Description
A career as a senior site reliability developer in the Cybersecurity - Data Protection team at National Bank means acting as a specialist in the operational reliability of data protection platforms. This role allows you to have a significant impact on the organization through your skills in software engineering, SRE practices and automation.
Your role
• Ensure the reliability, availability and performance of critical data protection platforms throughout their lifecycle.
• Apply SRE principles and practices, including defining and monitoring SLOs/SLIs, managing error budgets and contributing to continuous improvement initiatives.
• Deploy and maintain strong observability practices using specialized tools.
• Participate in major incident management by coordinating interventions, analyzing root causes and producing post‑mortems.
• Collaborate with development, security and platform teams to integrate reliability early in solution design.
• Automate repetitive activities and explore the integration of AI agents to optimize operations.
Your team
The Data Protection Team is composed of specialists working in an agile, proactive and collaborative manner to seize opportunities, enhance technological resilience and evolve operational practices.
Within this sector, you are part of a large and dedicated team reporting to the manager responsible for operational excellence and critical platforms. Our team stands out through its collaborative spirit, openness to innovation and commitment to advancing SRE practices.
We aim to offer you maximum flexibility to support your quality of life, including hybrid work options and a flexible schedule.

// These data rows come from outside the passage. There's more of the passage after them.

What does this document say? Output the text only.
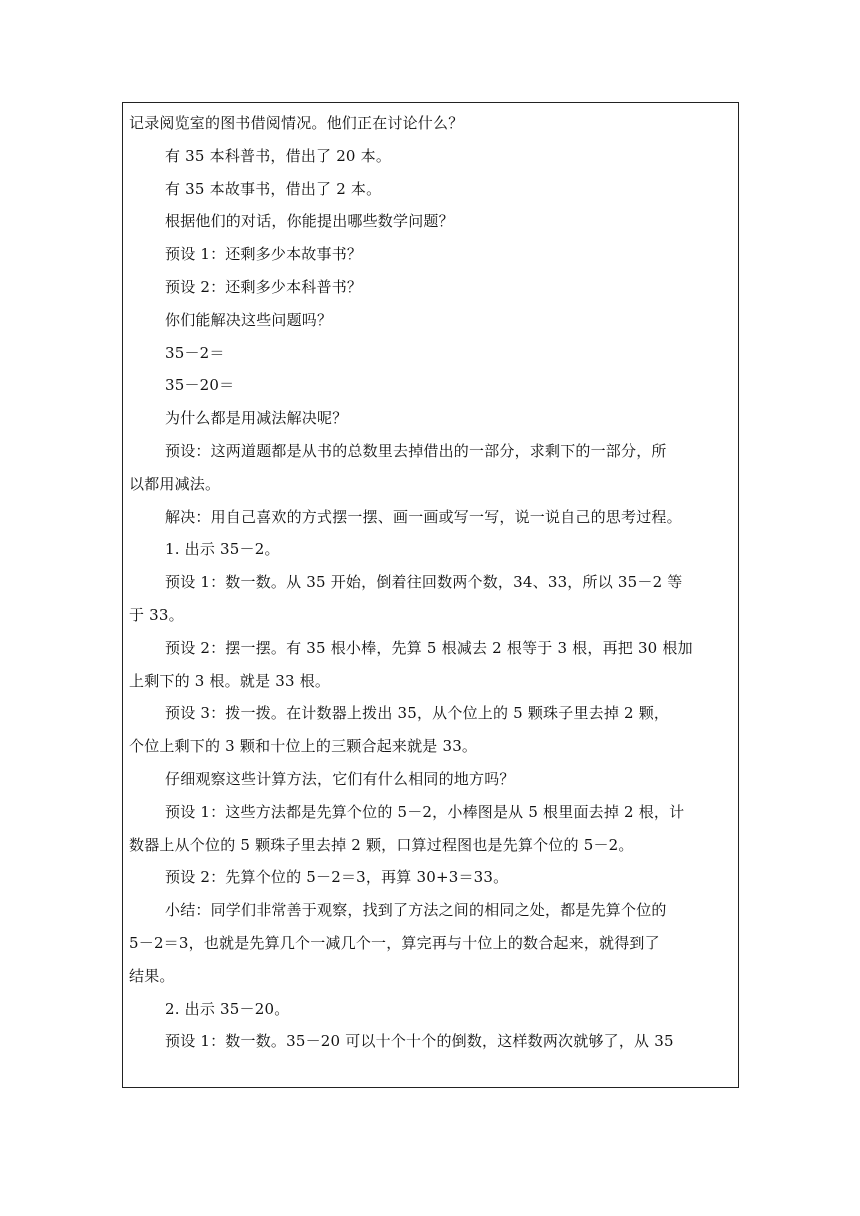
记录阅览室的图书借阅情况。他们正在讨论什么？
有 35 本科普书，借出了 20 本。
有 35 本故事书，借出了 2 本。
根据他们的对话，你能提出哪些数学问题？
预设 1：还剩多少本故事书？
预设 2：还剩多少本科普书？
你们能解决这些问题吗？
35－2＝
35－20＝
为什么都是用减法解决呢？
预设：这两道题都是从书的总数里去掉借出的一部分，求剩下的一部分，所
以都用减法。
解决：用自己喜欢的方式摆一摆、画一画或写一写，说一说自己的思考过程。
1. 出示 35－2。
预设 1：数一数。从 35 开始，倒着往回数两个数，34、33，所以 35－2 等
于 33。
预设 2：摆一摆。有 35 根小棒，先算 5 根减去 2 根等于 3 根，再把 30 根加
上剩下的 3 根。就是 33 根。
预设 3：拨一拨。在计数器上拨出 35，从个位上的 5 颗珠子里去掉 2 颗，
个位上剩下的 3 颗和十位上的三颗合起来就是 33。
仔细观察这些计算方法，它们有什么相同的地方吗？
预设 1：这些方法都是先算个位的 5－2，小棒图是从 5 根里面去掉 2 根，计
数器上从个位的 5 颗珠子里去掉 2 颗，口算过程图也是先算个位的 5－2。
预设 2：先算个位的 5－2＝3，再算 30+3＝33。
小结：同学们非常善于观察，找到了方法之间的相同之处，都是先算个位的
5－2＝3，也就是先算几个一减几个一，算完再与十位上的数合起来，就得到了
结果。
2. 出示 35－20。
预设 1：数一数。35－20 可以十个十个的倒数，这样数两次就够了，从 35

National Bank values continuous development and internal mobility. Our personalized training programs, based on learning by doing, allow you to master your role and develop new areas of expertise. Tools such as the Data Academy, language training, the Harvard Learning Center, as well as coaching and mentoring support are available to you at all times.
Requirements
• Hold a bachelor’s degree in computer science or a related field, or possess equivalent hands‑on experience.
• Have 7 to 10 years of relevant experience in SRE, DevSecOps, service reliability or critical platform operations.
• Demonstrate expertise in operating highly available distributed systems and performance analysis.
• Show proven experience with SLO/SLI definition and monitoring, as well as error budget management.
• Master observability and troubleshooting tools such as Datadog, Splunk or equivalents.
• Possess solid understanding of cloud environments, particularly AWS.